We were once young, we never thought we would age and even though our mind believes that we are younger than we are, we aren't
I've always been healthy. I'm one of those who never takes a day off due to sickness, except now. Lately I've been thinking more about mortality. I equate our lives to a gas gauge. We all start off with a full tank and as time passes, the level goes down, except that there is no way to top off the tank with more fuel
I admire performance machines but I no longer have the reflexes of someone a third of my age. Bikes like these are not built for old people
and as I look at this BMW GS I think of exotic places to ride, like Mexico or South America but I know that it is not within the realm of possibility. I am not self sufficient, I do not know Spanish nor can I possibly endure the hardships of solo travel in a strange land when I am used to the comforts of home. If I were 30 years younger I could make a plan to learn more about motorcycle mechanics and take a few language lessons but I wasn't interested in touring that many years ago, and I fear that I am too late so for now my plan is to tour the North American continent where I have no language issues and where things are not much different than here in Canada
I am on the verge of retiring but I am one of a zillion baby boomers caught in the economic collapse of the civilized world and the thought of having enough funds to live a comfortable life consume my thoughts. For now, even though I am past the traditionally accepted retirement age, I continue to work
Back in 2007, I needed a new(er) car and decided to buy a Honda Civic as my commuter. Nothing fancy, just something with good gas mileage as I have a long commute. I like manual transmissions so I chose a 5 speed. Little did I know that my foot would be randomly acting up and would be a recurring problem. My plan was to buy a new vehicle when I retired so that I would have something reliable and not needing repairs. Now I have decided that I won't really need a vehicle since if I stop working I won't need to commute but with my foot problem I should have gotten an automatic. If I had known that the Civic would be my last car then I should have bought a higher model, like the Accord instead
While my foot is not really back to normal I have been commuting to work on my bike but my foot is still a little bit swollen and my heel is rubbing on my boot and it is causing discomfort so at work I have been wearing slip ons which are less confining and I try to change out of my shoes at the first opportunity. Last week we had casual Friday so I was lucky to be able to wear my comfortable shoes which helped a lot
I actually planned to wear my shorts but at the last moment I changed into my tattered jeans
Last Friday I had dinner with my Uncle who lives out of town. I generally refer to him as Uncle "R" but he is also a practicing Doctor so I cornered him and said I needed to speak to Dr "R" for a few moments and he confirmed what I had thought. I described where it was swelling and all of my symptons so I am now fairly certain that I know what is causing my swelling and NO, it is not Gout.

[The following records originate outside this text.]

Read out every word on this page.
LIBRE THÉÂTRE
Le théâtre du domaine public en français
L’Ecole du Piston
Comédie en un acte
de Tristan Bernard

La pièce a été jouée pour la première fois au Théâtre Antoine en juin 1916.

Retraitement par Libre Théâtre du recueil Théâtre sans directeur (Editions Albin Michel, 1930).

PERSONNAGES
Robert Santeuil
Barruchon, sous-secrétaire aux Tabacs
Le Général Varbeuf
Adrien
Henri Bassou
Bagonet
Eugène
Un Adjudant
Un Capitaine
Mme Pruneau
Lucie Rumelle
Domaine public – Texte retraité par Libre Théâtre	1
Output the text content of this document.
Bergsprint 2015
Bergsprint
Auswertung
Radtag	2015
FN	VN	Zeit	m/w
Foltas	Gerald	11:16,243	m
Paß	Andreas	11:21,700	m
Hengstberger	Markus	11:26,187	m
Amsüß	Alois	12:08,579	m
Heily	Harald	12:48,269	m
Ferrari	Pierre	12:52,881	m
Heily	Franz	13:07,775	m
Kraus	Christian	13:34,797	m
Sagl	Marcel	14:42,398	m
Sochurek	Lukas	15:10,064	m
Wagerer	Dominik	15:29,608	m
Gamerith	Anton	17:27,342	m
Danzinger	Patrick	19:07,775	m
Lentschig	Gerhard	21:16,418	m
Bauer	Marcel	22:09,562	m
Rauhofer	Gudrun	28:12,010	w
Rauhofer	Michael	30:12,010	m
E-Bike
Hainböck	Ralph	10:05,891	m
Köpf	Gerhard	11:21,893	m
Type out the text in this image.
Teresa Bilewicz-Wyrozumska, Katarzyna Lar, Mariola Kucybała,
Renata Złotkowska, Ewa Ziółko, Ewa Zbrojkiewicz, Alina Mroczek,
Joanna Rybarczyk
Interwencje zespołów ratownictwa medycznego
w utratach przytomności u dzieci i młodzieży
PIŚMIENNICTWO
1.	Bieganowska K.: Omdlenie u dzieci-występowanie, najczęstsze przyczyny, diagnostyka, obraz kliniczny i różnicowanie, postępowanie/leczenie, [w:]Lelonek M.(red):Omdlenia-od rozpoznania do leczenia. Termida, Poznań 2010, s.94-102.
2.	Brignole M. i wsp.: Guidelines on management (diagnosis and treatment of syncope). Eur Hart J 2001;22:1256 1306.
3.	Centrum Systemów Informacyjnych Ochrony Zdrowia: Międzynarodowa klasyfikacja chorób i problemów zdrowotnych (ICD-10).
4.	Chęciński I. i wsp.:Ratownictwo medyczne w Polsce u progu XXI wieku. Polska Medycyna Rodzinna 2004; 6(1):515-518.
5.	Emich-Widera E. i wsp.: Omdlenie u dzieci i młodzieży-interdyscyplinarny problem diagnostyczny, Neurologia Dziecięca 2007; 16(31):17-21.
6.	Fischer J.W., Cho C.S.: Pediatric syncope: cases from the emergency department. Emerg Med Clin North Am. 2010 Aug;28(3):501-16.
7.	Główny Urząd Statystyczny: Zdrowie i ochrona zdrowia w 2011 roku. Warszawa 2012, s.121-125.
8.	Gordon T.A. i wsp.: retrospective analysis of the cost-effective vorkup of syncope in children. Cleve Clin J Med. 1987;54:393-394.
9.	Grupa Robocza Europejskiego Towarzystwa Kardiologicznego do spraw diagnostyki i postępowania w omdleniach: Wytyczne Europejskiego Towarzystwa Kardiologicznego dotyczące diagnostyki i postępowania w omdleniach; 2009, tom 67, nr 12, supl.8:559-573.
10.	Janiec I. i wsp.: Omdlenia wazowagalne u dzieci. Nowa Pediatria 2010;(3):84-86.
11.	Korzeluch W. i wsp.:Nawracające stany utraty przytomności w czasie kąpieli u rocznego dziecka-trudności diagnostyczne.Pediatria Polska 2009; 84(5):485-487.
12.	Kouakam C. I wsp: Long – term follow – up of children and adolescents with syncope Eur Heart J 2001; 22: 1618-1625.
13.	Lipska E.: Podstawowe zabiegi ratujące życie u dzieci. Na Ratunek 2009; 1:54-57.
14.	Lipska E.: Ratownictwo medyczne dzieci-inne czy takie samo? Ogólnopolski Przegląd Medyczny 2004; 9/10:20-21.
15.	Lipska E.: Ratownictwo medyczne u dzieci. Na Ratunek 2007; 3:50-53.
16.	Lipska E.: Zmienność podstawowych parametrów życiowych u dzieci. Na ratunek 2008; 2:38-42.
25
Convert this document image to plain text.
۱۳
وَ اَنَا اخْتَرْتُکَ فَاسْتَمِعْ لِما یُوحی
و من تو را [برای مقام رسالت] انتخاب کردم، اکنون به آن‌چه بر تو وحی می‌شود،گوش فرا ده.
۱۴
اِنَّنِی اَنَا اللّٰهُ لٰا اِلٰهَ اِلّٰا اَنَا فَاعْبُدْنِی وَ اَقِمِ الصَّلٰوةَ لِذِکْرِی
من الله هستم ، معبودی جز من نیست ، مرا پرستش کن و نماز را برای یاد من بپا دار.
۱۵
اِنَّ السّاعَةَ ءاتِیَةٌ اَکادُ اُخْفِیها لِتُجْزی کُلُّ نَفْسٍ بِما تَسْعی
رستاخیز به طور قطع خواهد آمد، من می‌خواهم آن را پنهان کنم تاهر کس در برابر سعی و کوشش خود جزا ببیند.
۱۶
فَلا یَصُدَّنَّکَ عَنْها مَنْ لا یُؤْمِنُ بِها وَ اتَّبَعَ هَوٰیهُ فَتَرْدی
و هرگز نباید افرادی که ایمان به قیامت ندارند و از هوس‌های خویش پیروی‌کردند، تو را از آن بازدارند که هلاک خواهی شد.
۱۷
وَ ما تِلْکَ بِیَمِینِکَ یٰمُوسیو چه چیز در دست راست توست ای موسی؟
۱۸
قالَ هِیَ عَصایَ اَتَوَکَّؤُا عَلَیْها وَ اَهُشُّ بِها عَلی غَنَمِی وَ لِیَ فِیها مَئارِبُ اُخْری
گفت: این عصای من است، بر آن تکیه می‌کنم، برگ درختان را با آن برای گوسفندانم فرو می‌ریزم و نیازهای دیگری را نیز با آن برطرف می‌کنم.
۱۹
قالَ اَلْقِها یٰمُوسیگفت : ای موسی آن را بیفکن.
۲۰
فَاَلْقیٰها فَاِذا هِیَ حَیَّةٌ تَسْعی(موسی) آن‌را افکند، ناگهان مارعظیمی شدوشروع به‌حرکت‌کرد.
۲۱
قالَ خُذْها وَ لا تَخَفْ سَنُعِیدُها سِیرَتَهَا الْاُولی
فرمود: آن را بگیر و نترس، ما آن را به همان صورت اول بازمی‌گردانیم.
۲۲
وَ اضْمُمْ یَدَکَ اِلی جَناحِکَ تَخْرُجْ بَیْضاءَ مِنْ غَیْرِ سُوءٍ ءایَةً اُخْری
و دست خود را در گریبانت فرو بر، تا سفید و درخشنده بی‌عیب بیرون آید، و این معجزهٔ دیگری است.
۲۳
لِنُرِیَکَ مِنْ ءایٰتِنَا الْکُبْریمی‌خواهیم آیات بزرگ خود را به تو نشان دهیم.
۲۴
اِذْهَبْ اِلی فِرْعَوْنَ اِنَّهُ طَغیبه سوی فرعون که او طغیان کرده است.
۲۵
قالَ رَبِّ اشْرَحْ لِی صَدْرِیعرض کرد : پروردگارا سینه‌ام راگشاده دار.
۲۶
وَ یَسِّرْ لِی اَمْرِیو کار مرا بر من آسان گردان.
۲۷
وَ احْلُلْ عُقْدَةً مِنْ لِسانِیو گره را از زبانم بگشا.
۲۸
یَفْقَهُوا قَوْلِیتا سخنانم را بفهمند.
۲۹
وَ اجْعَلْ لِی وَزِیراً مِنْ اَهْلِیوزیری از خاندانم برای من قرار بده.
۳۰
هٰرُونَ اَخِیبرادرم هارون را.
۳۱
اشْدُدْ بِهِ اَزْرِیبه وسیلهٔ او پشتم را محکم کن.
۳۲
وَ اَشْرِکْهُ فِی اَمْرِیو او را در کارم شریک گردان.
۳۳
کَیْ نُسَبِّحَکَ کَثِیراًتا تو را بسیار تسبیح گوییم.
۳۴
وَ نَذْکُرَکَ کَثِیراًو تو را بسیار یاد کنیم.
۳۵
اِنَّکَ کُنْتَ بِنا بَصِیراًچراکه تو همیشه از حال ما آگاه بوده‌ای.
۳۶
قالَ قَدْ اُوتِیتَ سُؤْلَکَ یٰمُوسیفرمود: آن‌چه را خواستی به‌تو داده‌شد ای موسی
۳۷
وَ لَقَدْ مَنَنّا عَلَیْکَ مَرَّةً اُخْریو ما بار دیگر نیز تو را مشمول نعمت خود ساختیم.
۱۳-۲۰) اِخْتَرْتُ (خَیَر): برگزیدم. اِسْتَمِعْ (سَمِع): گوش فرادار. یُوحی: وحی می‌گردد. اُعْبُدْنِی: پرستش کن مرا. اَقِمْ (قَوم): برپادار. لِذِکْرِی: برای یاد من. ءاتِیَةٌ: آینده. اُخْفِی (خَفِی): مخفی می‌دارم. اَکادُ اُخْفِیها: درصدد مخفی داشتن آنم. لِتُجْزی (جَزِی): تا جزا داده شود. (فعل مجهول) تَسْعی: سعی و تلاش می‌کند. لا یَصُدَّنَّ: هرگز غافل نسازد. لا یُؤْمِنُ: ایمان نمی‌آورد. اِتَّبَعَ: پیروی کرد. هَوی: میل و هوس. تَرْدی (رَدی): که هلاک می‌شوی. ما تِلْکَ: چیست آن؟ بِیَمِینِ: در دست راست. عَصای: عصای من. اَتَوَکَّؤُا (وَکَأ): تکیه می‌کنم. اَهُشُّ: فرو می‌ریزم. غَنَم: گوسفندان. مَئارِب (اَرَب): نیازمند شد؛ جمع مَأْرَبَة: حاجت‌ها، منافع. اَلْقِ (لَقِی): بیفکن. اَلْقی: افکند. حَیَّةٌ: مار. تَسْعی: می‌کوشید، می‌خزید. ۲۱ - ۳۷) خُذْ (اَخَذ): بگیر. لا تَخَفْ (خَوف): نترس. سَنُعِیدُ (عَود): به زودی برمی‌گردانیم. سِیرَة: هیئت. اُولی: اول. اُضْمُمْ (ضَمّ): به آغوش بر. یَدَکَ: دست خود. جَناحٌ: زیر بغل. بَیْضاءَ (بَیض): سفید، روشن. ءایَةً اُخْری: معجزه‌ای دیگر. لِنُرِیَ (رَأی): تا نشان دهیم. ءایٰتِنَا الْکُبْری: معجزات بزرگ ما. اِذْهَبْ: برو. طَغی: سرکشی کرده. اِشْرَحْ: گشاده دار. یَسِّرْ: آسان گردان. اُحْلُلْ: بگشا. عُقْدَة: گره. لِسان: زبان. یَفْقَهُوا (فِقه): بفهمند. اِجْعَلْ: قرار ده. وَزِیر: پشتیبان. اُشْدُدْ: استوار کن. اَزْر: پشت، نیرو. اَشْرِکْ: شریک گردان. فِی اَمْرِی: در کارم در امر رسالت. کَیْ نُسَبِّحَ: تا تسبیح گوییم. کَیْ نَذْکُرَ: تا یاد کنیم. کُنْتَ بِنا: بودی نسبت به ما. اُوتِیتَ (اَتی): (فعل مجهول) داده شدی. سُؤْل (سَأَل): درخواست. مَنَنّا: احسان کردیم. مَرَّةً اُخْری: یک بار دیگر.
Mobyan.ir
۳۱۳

I have still not seen any Doctor since my foot started acting up nearly 4 weeks ago and while I am not yet back to normal I am thinking that I should be better soon. I won't bore you with the details but there are some foot exercises I should be doing to strengthen some muscles but it is something that will never heal and I have to be careful not to stress my foot from now on or the problem will return. It's just a reminder that I am older than I think and I can't do things like I used to do when I was much younger.
I spotted this bike and when I got closer I noticed this BMW GS was from the Yukon. I thought to myself, "I can do that", and perhaps I will but not this year. This is going to be a short riding season for me. I have no plans to ride anywhere except perhaps for a few days but I am running out of vacation spots as others at work have already entered their requests and looking at my calendar there are not many days left for me to choose as I have to be at work when certain others are away.